The store, which has sold VCRs for 26 years, said that DVD sales had damaged VCR revenue to such an extent that by Christmas the machines would no longer available in their shops.
"We're saying goodbye to one of the most important products in the history of consumer technology," said John Mewett, marketing director at Dixons. "The video recorder has been with us for a generation, and many of us have grown up with the joys -- and occasional frustrations -- of tape-based recording. We are now entering the digital age and the DVD technology available represents a step change in picture quality and convenience."
Dixons said that that demand for VCRs had fallen since the middle of the 1990s, while sales of DVD players have grown seven-fold in the last five years, outselling VCRs by 40 to one.
The VCR first hit the shops in the 1970s, when two companies (Sony with its Betamax system and JVC with its Video Home System (VHS)) were racing to perfect incompatible cassette formats, which became a battle for the dominant format in the 1980s. VHS won the fight and by 1985 it had become the standard for video cassette recorders.
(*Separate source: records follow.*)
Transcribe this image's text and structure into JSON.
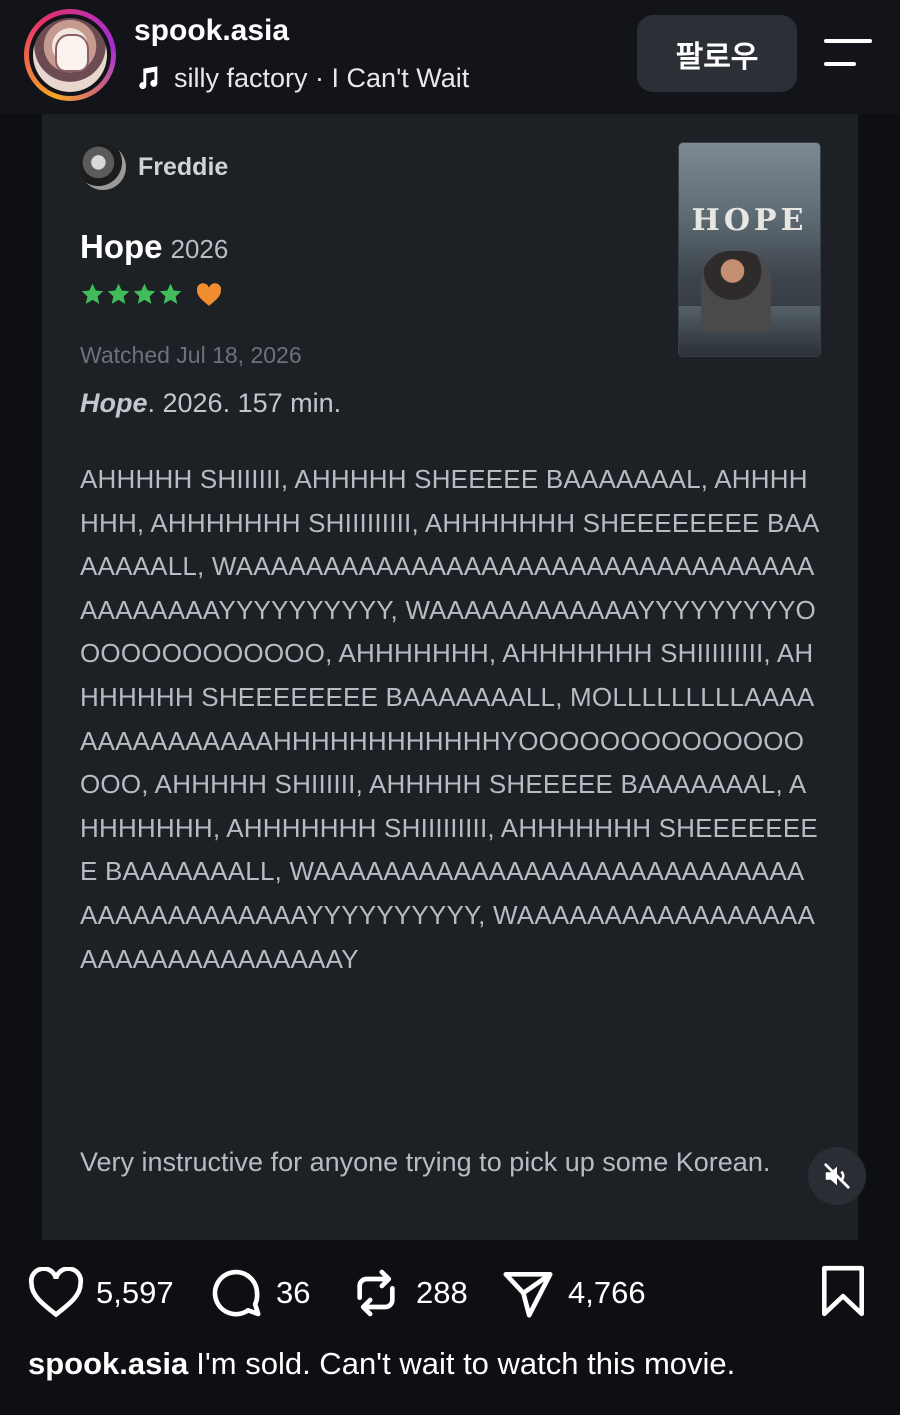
{
  "header": {
    "username": "spook.asia",
    "music_artist": "silly factory",
    "music_separator": " · ",
    "music_song": "I Can't Wait",
    "follow_label": "팔로우",
    "icons": {
      "music": "music-note-icon",
      "menu": "menu-icon"
    }
  },
  "review": {
    "reviewer_name": "Freddie",
    "film_title": "Hope",
    "film_year": "2026",
    "rating_stars": 4,
    "liked": true,
    "watched_text": "Watched Jul 18, 2026",
    "meta_title": "Hope",
    "meta_rest": ". 2026. 157 min.",
    "body": "AHHHHH SHIIIIII, AHHHHH SHEEEEE BAAAAAAAL, AHHHHHHH, AHHHHHHH SHIIIIIIIII, AHHHHHHH SHEEEEEEEE BAAAAAAALL, WAAAAAAAAAAAAAAAAAAAAAAAAAAAAAAAAAAAAAAAAAYYYYYYYYYY, WAAAAAAAAAAAAYYYYYYYYYOOOOOOOOOOOOO, AHHHHHHH, AHHHHHHH SHIIIIIIIII, AHHHHHHH SHEEEEEEEE BAAAAAAALL, MOLLLLLLLLLAAAAAAAAAAAAAAAHHHHHHHHHHHHYOOOOOOOOOOOOOOOOO, AHHHHH SHIIIIII, AHHHHH SHEEEEE BAAAAAAAL, AHHHHHHH, AHHHHHHH SHIIIIIIIII, AHHHHHHH SHEEEEEEEE BAAAAAAALL, WAAAAAAAAAAAAAAAAAAAAAAAAAAAAAAAAAAAAAAAAAYYYYYYYYYY, WAAAAAAAAAAAAAAAAAAAAAAAAAAAAAAAAY",
    "note": "Very instructive for anyone trying to pick up some Korean.",
    "poster_title": "HOPE"
  },
  "media": {
    "mute_icon": "speaker-muted-icon"
  },
  "actions": {
    "likes": "5,597",
    "comments": "36",
    "reposts": "288",
    "shares": "4,766",
    "icons": [
      "heart-icon",
      "comment-icon",
      "repost-icon",
      "share-icon",
      "bookmark-icon"
    ]
  },
  "caption": {
    "username": "spook.asia",
    "text": "I'm sold. Can't wait to watch this movie."
  },
  "colors": {
    "star": "#40bc5a",
    "heart": "#f08d2f",
    "card": "#1d2025",
    "background": "#0d0f13"
  }
}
In 1988 Sony stopped making Betamax machines for the UK and started production of its own VHS recorders.
Between 1980 and 1990 the worldwide market for VCRs went from 10 to 200 million units and by 2002 almost 90 percent of UK households owned one.
DVD recorders can be bought from around £150 and DVD players for as little as £25.







Talkback
End of an era but now DVDs do everything VCRs do. We don't need them anymore.
If only DVDs weren't so damned delicate. "Boo hoo! I got a scratch, so now your DVD player is going to go into conniptions!" Technological advancements seem increasingly to forego robustness for gimmickry.
GD
End of an era perhaps but there is one other factor which Dixons don't want to admit: VCRs are now so cheap and so reliable that they aren't able to sell overpriced extended warranties on them.
Therefore there is minimal profit on them. In fact there's minimal profit on anything that isn't their own make that goes without an extended warranty.
When a new video costs £65 why would anyone want to pay £99 for a 3 year warranty which isn't even from the manufacturer?
DVD recorders are still complex and expensive devices so Dixons think that it would be far more likely that someone will buy an extended warranty with one of those.